Me acorde de esto cuando Andrés Sierra, en una entrevista reciente al Canal Tele sur, afirmó que Álvaro Uribe “no solamente era un gran político y hombre de dinero, sino que también era un gran bandido” El bandido más grande de Colombia, digo yo, no el Gran Colombiano. Este último título ultraja la historia de un país.

Pues, este poderoso bandido, con un prontuario de más 250 demandas a nivel nacional e internacional ha sido capaz de dominar a cien, y estos cien a cien cada uno, empezando por industriales, banqueros, terratenientes, medios de comunicación, políticos y bases obreras y campesinas azotadas por la miseria y el desarraigo del conflicto armado, culminando con las bandas armadas que siembran de cadáveres las calles y campos de Colombia.

Un bandido capaz de paramilitarizar al país. Su paracandidato, sus parasenadores, pararepresentamntes, paradiputados, paragobernadores, paraconcejales y paraalcaldes; sus paramilitares, parapensadores y parajueces están dispuestos a seguir viviendo de la guerra y para la guerra. No conciben la vida sin ella, es su sustento, su pasión, su industria, su empresa privada, y por ella viven y mueren cada día.

Estos bandidos y parabandidos se regocijan en producir ilegitimidad política, caos institucional, confusión popular, miedo colectivo, esperanzas falsas. Es decir, ciudadanos y ciudadanas fácilmente manejables y al servicio de oscuros intereses que sólo traen muerte y desolación al país.

Este poderoso bandido, que seguramente, cuando la justicia internacional, más temprano que tarde, lo ponga en su sitio, se regocija de producir huérfanos, viudas y viudos. Se la juega para producir pueblos nómadas, refugiados políticos internos  y externos, desheredados de sus tierras y su cultura, apátridas desolados, criminales sin conciencia y asesinos a sueldo para quienes el valor de la vida humana sólo es medible en dinero.

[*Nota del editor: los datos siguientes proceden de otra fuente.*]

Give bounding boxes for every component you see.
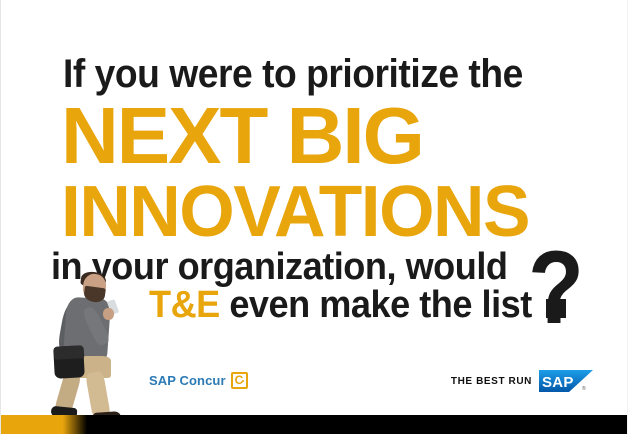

De triunfar su títere en las próximas elecciones, el parapaís será una realidad, y esa realidad nos llevará de bruces a otro medio siglo de oscurantismo y guerra. No. La inteligencia humana no debe en estos momentos ponerse al servicio de la guerra, al servicio del asesinato en masa, al servicio de las masacres, de las intimidaciones. Pongamos un voto para darle la oportunidad al pueblo colombiano de construirse como país y como patria, como sueño y como anhelo, como proyecto y como meta.

Habrá otros Jorge Luis Borges que se encargaran de incluir a estos falsificadores de la realidad en la “Historia universal de la Infamia”. Pero mientras esto suceda y la parajusticia colombiana y la justicia Internacional se sacan el miedo y la venda de los ojos, no le demos la oportunidad a estos bandidos señores de la guerra de que se apoderen de las instituciones del país para desde ellas seguir proclamando la muerte, la desolación y el crimen.

Nos merecemos una oportunidad de paz y podemos dárnosla nosotros mismos este 15 de junio. También los otros actores de la guerra deberían hablar claro y enfrentar este desafío de la ultraderecha nacional e internacional con mensajes claros a la población que en estos momentos está siendo engañada con el cuento de que la guerra es el único camino para conseguir la paz.

Si un bandido poderoso es capaz de dominar a cien bandidos más pequeños, pues un amante de la paz, como usted, estoy seguro que podrá influenciar a cien personas más con la causa de un país sin odio, sin guerrillas, sin narcotráfico, sin tortura.  Podrá, seguramente, hablarles de un país donde el verde es de todos los colores, y donde la paz con justicia social sea la tarea primordial de la existencia.